Festejado em 1988 como a "Constituição Cidadã", o texto produzido pela Assembléia Nacional Constituinte pecou pelo excesso de detalhes, seja para garantir regras que caberiam a legislações ordinárias, seja pela fixação de princípios doutrinários. A opinião é do senador Francisco Dornelles (PP-RJ), à época presidente da Comissão de Tributação, Orçamento e Finanças da Assembléia Constituinte.
Em entrevista à Agência Brasil, o parlamentar recorda "lutas duras" vividas na comissão que tinha como relator o atual governador de São Paulo, José Serra (PSDB). Tamanha era a quantidade de pleitos represados por 20 anos de ditadura militar que temas como a estatização dos bancos e a proibição de negociações com organismos internacionais foram motivo de acirrados embates entre os constituintes da comissão.
Nenhum desses, entretanto, tornou-se mais emblemático do que o estabelecimento de uma taxa máxima de juros de 12% ao ano. Mesmo derrubada na Comissão de Tributação, Orçamento e Finanças, a matéria foi aprovada em Plenário, graças a uma emenda apresentada pelos defensores da taxação. Como nunca foi regulamentado, o tabelamento dos juros acabou caindo, em conseqüência de decisões tomadas pelos ministros do Supremo Tribunal Federal (STF).
Outra batalha travada na comissão, recorda Dornelles, foi a descentralização dos recursos da União, capitalizando os cofres dos estados e municípios. "Eles [estados e municípios] ganharam o Imposto sobre Serviços [ISS], tiveram uma participação maior no Imposto sobre Circulação de Mercadorias e Serviços [ICMS] e aumento do Fundo de Participação dos Municípios [FPM]", disse o parlamentar.
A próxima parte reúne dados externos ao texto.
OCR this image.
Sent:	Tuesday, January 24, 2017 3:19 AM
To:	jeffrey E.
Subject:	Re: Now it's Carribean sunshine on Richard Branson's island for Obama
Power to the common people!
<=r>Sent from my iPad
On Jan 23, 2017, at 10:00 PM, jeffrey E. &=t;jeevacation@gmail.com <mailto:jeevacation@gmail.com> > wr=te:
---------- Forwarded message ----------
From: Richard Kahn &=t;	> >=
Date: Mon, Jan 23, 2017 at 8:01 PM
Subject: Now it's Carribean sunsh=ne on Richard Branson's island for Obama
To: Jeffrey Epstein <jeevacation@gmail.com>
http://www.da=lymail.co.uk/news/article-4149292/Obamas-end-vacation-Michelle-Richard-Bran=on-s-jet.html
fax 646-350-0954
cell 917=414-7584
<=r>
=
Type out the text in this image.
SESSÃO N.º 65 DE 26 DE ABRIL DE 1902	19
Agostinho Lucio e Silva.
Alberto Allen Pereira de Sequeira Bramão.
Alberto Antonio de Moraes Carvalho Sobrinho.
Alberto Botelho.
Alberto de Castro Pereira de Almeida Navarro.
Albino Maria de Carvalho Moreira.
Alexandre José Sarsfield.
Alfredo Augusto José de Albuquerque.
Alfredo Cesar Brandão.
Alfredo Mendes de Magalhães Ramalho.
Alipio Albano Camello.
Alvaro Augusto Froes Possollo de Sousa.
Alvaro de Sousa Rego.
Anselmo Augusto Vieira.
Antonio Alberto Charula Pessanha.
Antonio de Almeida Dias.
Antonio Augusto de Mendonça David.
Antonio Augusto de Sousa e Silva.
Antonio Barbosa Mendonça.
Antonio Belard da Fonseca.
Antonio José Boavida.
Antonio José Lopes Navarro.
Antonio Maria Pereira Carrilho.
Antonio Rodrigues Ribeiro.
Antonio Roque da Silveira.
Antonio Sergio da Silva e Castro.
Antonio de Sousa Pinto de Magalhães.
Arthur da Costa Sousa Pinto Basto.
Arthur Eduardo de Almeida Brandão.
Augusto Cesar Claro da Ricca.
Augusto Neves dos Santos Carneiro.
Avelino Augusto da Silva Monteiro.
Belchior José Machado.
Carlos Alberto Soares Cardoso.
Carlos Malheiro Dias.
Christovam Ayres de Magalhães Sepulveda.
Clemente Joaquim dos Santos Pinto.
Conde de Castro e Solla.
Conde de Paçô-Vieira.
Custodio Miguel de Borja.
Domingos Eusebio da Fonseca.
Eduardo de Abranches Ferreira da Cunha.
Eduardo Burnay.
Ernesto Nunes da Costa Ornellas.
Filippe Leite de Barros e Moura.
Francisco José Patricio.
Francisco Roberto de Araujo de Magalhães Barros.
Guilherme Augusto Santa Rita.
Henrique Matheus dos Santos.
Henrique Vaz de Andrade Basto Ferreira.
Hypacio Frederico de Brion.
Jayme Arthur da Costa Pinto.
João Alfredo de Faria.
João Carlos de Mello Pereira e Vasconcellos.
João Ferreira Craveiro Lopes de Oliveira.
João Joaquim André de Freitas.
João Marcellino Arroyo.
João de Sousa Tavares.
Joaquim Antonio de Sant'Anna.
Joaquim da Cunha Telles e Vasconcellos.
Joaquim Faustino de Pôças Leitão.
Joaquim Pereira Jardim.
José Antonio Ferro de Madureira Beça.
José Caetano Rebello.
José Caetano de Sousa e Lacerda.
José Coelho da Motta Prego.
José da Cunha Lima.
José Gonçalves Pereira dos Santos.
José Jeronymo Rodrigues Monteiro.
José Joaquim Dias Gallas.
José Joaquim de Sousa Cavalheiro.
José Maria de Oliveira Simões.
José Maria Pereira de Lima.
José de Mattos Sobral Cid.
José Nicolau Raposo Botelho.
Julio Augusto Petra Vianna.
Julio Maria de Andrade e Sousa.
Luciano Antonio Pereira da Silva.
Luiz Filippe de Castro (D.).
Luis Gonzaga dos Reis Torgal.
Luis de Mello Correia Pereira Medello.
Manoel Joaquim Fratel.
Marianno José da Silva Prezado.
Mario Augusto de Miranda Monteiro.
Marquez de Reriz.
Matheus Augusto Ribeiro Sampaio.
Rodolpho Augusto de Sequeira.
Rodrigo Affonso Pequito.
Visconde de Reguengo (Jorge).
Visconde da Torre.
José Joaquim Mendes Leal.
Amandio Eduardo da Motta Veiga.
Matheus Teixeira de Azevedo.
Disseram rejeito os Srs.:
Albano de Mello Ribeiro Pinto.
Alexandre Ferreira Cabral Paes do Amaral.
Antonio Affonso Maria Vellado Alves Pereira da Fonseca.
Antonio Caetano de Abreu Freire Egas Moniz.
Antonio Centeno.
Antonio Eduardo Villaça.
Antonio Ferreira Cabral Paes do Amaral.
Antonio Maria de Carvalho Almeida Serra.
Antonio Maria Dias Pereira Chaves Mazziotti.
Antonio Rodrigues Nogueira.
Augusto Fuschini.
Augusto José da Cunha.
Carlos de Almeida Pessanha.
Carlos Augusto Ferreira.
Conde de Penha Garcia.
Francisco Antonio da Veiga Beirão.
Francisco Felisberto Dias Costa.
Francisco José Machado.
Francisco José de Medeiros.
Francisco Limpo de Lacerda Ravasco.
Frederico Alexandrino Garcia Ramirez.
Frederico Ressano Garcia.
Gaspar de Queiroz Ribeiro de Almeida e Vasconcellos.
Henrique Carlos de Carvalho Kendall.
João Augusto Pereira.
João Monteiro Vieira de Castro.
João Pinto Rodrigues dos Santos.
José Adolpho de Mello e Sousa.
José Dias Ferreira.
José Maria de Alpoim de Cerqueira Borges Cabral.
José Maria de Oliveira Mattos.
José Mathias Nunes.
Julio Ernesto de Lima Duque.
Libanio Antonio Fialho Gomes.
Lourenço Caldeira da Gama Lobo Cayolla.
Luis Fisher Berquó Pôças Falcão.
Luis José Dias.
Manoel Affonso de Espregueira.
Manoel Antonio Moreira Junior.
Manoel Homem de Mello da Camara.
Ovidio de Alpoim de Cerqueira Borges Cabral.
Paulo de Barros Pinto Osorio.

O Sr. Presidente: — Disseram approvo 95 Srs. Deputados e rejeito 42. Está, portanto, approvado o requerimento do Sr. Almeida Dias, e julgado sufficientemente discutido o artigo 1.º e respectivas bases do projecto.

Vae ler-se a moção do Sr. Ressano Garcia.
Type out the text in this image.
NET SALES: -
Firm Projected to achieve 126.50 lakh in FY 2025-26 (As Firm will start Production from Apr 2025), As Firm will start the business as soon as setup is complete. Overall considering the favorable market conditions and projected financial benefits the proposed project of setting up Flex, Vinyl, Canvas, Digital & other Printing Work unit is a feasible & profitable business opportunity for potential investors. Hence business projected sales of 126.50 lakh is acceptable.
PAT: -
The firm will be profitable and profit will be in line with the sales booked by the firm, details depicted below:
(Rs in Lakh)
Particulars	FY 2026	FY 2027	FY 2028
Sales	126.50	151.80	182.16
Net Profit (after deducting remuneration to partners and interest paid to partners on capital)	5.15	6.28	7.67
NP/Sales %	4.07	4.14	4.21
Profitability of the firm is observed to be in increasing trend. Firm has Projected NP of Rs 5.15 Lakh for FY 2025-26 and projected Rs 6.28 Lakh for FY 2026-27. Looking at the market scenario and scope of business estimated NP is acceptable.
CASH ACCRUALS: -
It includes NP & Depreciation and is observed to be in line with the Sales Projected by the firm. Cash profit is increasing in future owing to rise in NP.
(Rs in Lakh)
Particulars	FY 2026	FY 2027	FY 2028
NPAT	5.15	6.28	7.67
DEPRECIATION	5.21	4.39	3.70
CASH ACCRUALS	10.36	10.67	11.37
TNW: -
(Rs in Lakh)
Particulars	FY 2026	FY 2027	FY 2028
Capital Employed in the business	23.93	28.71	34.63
Essa partilha ficou prejudicada quando, no capítulo que tratou da Previdência Social, foi criada a figura tributária da contribuição, o que permitiu ao governo não repassar aos estados e municípios os recursos oriundos dessas arrecadações. A obrigatoriedade de partilha dos recursos da União com estados e municípios resume-se aos impostos.
Dornelles recorda que, quando a Constituinte foi instalada, em 1987, havia um sentimento entre os parlamentares de renovação completa da Carta Magna. "Partiu-se do pressuposto que tudo o que havia sido feito estava errado. A Constituição de 1967 tinha que ser ignorada, bem como as modificações de 1969", disse o senador.
Outro equívoco dos constituintes, segundo Dornelles, foi a construção de um texto que aumentou a atuação do Estado e restringiu a participação do setor privado no campo econômico. Anos depois, algumas dessas "distorções" foram corrigidas, ressalta o parlamentar.
Entre as correções já feitas, Francisco Dornelles cita o fim do monopólio em setores como petróleo, comunicações, energia e transportes. "Hoje, vamos admitir, ela [Constituição] é detalhista, mas, entre os detalhes que absorveu, os mais graves foram corrigidos e, por isso, é uma Carta com a qual se pode conviver".